THE
PILGRIMS’ FIRST CHRISTMAS
THE
PILGRIMS’ FIRST CHRISTMAS
∵
IT was a bleak December day in the year 1620. All day long, the Mayflower struggled along the coast amidst the rain and snow, her rudder broken, her masts split in three pieces, and heavy seas dashing over her bow. The men had been called to man the oars and all were filled with anxiety and grief and apprehension of unknown perils to be faced. It was as if the Almighty would try them, as he tried Abraham. What could now sustain them but the spirit of God and his grace? If they looked behind them there was the mighty ocean, which they had passed and which was now as a main bar and gulf to separate them from all the civil parts of the world. If they looked forward, what could feed their hopes; what could they see but the weather-beaten face of the wilderness, the summer gone and the whole country full of wild beasts and wild men? And what multitudes there might be of them, they knew not. Locked in the airless cabins, with the hatches battened down, were the women and children. Twenty little children to amuse and keep quiet, while mother hearts were heavy with fear and terror. Moving among them was an English maid, divinely fair in her beauty. No need for her to paint her cheeks of damask and rose. In her strength and beauty she was as an angel of light to the homesick Pilgrim women. The day had been long and dreary to Mary Chilton. All night she had dreamed and all day she had thought of dear and mighty England; of the lanes and the fields and the songs of the birds, the faces of the neighbors going about, and the church at the end of the village street with the ivy on the tower. The tears started to her eyes. She turned away to hide them; but they did not escape the notice of John Winslow, who was bending over the oars. His brave Mary! He set his face firmly. Surely she must not falter now; she, who, in her own splendid health had nursed the sick, amused the children, restless at the prolonged confinement, kept the Billington boy from serious mischief, a task at which strong men quailed, and instilled courage and hope in the hearts of the weak. Even as he watched her, her tears vanished and her smile beamed down on the Billington boy, who spoke to her.

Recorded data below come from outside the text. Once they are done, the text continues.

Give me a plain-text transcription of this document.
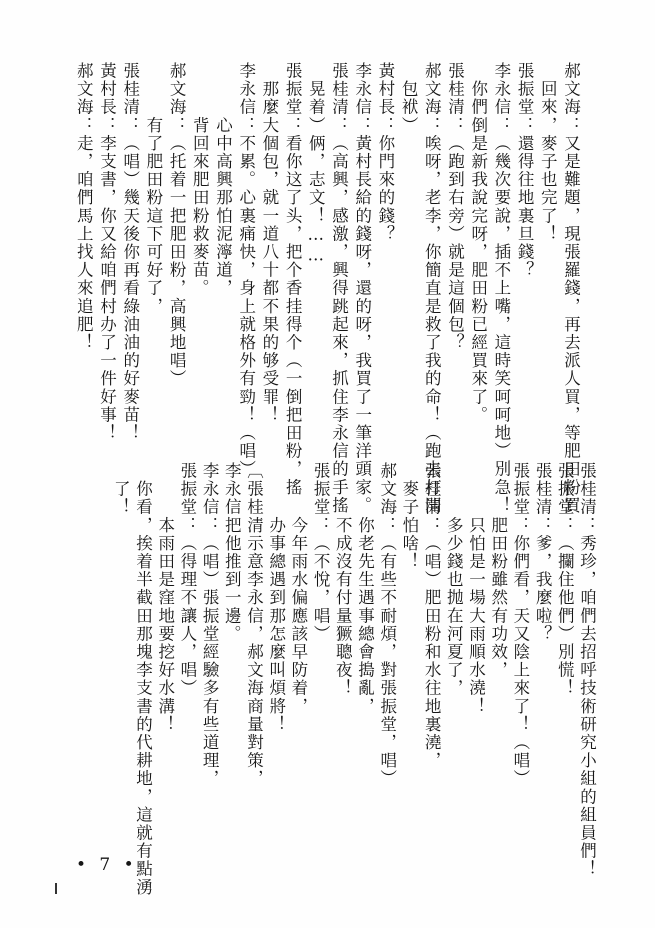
郝文海：又是難題，現張羅錢，再去派人買，等肥田粉買
　回來，麥子也完了！
張振堂：還得往地裏旦錢？
李永信：（幾次要說，插不上嘴，這時笑呵呵地）別急！
　你們倒是新我說完呀，肥田粉已經買來了。
張桂清：（跑到右旁）就是這個包？
郝文海：唉呀，老李，你簡直是救了我的命！（跑去打開
　包袱）
黃村長：你門來的錢？
李永信：黃村長給的錢呀，還的呀，我買了一筆洋頭家。
張桂清：（高興，感激，興得跳起來，抓住李永信的手搖
　晃着）俩，志文！……
張振堂：看你这了头，把个香挂得个（一倒把田粉，搖
　那麼大個包，就一道八十都不果的够受罪！
李永信：不累。心裏痛快，身上就格外有勁！（唱）
　　　心中高興那怕泥濘道，
　　　背回來肥田粉救麥苗。
郝文海：（托着一把肥田粉，高興地唱）
　　　有了肥田粉這下可好了，
張桂清：（唱）幾天後你再看綠油油的好麥苗！
黃村長：李支書，你又給咱們村办了一件好事！
郝文海：走，咱們馬上找人來追肥！
張桂清：秀珍，咱們去招呼技術研究小組的組員們！
張振堂：（攔住他們）別慌！
張桂清：爹，我麼啦？
張振堂：你們看，天又陰上來了！（唱）
　　　肥田粉雖然有功效，
　　　只怕是一場大雨順水澆！
　　　多少錢也抛在河夏了，
張桂清：（唱）肥田粉和水往地裏澆，
　麥子怕啥！
郝文海：（有些不耐煩，對張振堂，唱）
　　　你老先生遇事總會搗亂，
　　　不成沒有付量獗聰夜！
張振堂：（不悅，唱）
　　　今年雨水偏應該早防着，
　　　办事總遇到那怎麼叫煩將！
〔張桂清示意李永信，郝文海商量對策，
李永信把他推到一邊。
李永信：（唱）張振堂經驗多有些道理，
張振堂：（得理不讓人，唱）
　　　本雨田是窪地要挖好水溝！
　你看，挨着半截田那塊李支書的代耕地，這就有點湧
　了！
• 7 •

“Tell me, Mistress Mary, what am I going to find in my shoe on Santa Claus morning?”
She shook her head gaily—“Ah, that is a secret we must wait to find out upon the blessed Christmas morning.”
“It will not be hay, will it?”
“No,—only naughty boys get hay in their shoes, on St. Nicholas day, and you’ve promised me, Francis, you know, to keep out of mischief.”
“But will there be something?” he insisted.
“I cannot promise, Francis; we must hope and wait.”